The strange thing about Vivre Sa Vie is that, whilst it’s an engrossing and truly excellent drama, it moves along in such a way that you don’t always realise the gravity of what’s happening. On the one hand, that’s a downside, but on the other, it creates a haunting image of this woman’s gradual slip into a world of crime and prostitution, furthered by the film’s powerfully dark humour, gritty atmosphere and brilliant central performance.
First off, let’s talk about the film’s structure. The story is divided into 12 small episodes, each titled with the people and events that our main character, Nana, comes across. On the whole, this technique works pretty well, largely because of the way that it helps you to put an even deeper focus on each sequence of events in the story, something that’s often harder to do when the film isn’t broken up in the same way.
As a result of that, you have a much clearer memory of the sequence of events throughout the film, allowing for a much clearer reflection come the end. And that’s where this film really comes into its own. Whilst I felt that the episodic structure occasionally took away from the heartbreaking and heavy-going experience of watching this woman’s life fall apart so helplessly, upon finishing the film, the gradual and almost seamless nature in which that happened became all the more apparent, which made the film’s story all the more poignant for me.
Looking back on it now, the way that the film manages to flow so naturally, and portray Nana’s world turning upside down in an almost seamless way is absolutely brilliant, but there are moments that have an incredible emotional power when viewed in the context of the whole film. Anna Karina’s performance plays a large part in that, as she portrays Nana as an increasingly innocent and helpless character despite the world around her becoming darker and more dangerous, giving the story of her descent into prostitution a particularly sad note.
That really comes to the forefront in a few random but deeply moving moments where Karina looks right into the camera. More so than any other fourth-wall break I’ve ever seen, particularly from Godard, these brief moments perfectly sum up everything about her character and the story, as she looks deep into the camera with big, sad and helpless eyes, which I’ll definitely take away as a lasting impression from this film.
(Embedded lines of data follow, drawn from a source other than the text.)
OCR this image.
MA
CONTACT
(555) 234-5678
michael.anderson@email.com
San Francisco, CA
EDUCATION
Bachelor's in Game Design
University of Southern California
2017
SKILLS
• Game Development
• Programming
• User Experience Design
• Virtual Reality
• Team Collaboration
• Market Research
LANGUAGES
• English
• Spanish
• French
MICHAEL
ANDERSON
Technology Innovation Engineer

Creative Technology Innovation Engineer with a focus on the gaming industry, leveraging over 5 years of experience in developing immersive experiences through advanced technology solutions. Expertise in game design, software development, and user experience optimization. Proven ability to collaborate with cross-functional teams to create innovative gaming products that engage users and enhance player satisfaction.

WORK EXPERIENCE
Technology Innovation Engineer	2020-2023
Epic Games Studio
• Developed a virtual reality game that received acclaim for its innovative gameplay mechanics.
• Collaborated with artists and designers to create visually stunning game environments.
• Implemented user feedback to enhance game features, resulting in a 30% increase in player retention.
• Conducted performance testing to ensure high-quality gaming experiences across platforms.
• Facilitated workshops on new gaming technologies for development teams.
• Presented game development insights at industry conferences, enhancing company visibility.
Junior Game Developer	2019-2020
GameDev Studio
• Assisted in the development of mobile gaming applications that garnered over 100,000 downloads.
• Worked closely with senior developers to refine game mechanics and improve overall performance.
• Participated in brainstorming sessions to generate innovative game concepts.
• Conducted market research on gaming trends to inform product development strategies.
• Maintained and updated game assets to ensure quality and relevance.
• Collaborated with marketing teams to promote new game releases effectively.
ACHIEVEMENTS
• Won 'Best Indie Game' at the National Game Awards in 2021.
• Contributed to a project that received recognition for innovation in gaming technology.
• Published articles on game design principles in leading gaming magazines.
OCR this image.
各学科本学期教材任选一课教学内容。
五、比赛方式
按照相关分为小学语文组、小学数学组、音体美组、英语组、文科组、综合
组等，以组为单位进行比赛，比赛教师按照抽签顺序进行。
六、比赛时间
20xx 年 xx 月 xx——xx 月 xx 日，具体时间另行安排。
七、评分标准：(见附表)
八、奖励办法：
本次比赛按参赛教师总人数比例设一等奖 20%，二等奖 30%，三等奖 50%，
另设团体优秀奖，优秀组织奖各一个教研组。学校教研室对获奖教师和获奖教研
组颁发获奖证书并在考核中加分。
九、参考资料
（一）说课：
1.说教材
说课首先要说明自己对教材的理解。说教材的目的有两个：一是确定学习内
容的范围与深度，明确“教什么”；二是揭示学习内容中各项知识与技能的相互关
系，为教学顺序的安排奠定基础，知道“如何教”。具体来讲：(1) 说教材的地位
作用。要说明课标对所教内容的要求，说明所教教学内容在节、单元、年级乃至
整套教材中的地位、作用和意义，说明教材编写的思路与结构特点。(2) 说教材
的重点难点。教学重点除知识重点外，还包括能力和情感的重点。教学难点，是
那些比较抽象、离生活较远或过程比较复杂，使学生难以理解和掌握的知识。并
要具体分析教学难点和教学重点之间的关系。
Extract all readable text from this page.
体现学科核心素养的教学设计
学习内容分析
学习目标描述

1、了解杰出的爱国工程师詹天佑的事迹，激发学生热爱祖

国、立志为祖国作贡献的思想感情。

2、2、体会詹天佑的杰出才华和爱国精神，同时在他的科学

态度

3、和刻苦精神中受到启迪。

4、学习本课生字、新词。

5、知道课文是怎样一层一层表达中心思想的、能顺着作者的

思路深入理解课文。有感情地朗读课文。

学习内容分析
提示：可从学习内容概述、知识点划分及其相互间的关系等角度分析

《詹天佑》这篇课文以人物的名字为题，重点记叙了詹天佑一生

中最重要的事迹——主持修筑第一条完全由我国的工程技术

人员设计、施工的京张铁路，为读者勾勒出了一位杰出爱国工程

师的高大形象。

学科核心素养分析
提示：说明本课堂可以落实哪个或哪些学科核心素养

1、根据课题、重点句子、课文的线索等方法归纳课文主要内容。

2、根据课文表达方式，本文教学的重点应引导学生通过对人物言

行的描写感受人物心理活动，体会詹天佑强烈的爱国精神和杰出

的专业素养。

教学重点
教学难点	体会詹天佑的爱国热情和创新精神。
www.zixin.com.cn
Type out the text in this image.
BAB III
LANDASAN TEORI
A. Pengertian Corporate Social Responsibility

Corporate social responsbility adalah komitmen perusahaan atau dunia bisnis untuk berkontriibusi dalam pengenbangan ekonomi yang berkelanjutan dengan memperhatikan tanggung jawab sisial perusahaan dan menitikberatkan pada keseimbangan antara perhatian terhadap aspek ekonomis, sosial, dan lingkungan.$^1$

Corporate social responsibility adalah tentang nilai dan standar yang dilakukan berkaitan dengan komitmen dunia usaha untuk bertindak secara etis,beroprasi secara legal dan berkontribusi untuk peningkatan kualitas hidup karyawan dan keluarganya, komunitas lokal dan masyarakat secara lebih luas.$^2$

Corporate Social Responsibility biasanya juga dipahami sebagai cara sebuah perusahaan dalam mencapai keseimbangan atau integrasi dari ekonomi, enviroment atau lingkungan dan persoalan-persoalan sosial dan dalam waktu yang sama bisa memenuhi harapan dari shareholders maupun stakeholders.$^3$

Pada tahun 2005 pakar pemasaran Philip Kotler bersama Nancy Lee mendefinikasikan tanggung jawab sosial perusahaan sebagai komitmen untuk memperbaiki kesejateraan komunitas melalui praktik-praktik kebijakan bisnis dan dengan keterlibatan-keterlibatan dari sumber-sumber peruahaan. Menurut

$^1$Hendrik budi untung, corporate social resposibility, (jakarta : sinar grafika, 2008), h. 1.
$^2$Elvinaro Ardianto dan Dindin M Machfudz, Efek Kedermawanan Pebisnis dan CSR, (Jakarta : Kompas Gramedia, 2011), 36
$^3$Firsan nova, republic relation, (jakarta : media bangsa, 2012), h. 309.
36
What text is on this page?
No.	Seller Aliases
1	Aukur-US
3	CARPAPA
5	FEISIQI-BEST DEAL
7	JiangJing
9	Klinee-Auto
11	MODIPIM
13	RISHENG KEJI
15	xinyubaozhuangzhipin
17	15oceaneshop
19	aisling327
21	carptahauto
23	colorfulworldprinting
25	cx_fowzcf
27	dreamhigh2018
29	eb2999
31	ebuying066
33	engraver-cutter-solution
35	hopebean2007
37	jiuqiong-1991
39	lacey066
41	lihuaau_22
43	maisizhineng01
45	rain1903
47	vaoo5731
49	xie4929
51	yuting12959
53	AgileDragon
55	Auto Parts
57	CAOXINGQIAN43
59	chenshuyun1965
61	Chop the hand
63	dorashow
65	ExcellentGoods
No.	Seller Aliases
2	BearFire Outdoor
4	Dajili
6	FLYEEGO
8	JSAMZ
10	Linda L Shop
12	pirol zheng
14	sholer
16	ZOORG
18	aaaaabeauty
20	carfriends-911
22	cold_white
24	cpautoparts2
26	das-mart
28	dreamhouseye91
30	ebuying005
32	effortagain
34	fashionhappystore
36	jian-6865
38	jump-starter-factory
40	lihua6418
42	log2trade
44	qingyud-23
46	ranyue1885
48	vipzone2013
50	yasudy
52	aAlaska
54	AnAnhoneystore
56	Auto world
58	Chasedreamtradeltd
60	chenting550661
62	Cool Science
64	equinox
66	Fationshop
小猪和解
As far as the film’s atmosphere goes, it’s very gritty. Whilst Godard often interjects moments of humour, albeit the very dark and/or ironic sort, the story is mostly focused on showing how easily an innocent and intelligent person like Nana can fall into the dirty world of prostitution, and the subsequently brutal and almost mechanical nature of that business. Whilst it’s not always a powerfully heartbreaking and heavy-going film whilst you’re watching it, the finale’s shocking and unpredictable turn plays a big part in getting you to think about and reflect on everything you’ve seen before, which is where the film actually has its most power.
The film is excellent from start to finish, but there are still a couple of small problems that mean it’s not quite as stunning as it could be. For one, I would have liked to feel the same emotional power whilst watching the film that I did upon finishing it, and I felt that the seamless and non-melodramatic way in which Godard portrays the story, whilst unique and effective, took a little away from that possibility. Also, there are a few moments where conversations can descend into some very philosophical territory, and whilst they’re mostly used for humour, they go on a little too long and don’t add enough to the overall story arc.
Overall, however, I was hugely impressed by Vivre Sa Vie. A gritty and dark drama that features a very sad and poignant story, it’s an engrossing watch from start to finish, and although it’s not always quite as hard-hitting as I felt it should have been, it’s an effective, unique and interesting way to tell this story, featuring an excellent central performance and typically excellent directing from Jean-Luc Godard, which is why I’m giving it a 7.8.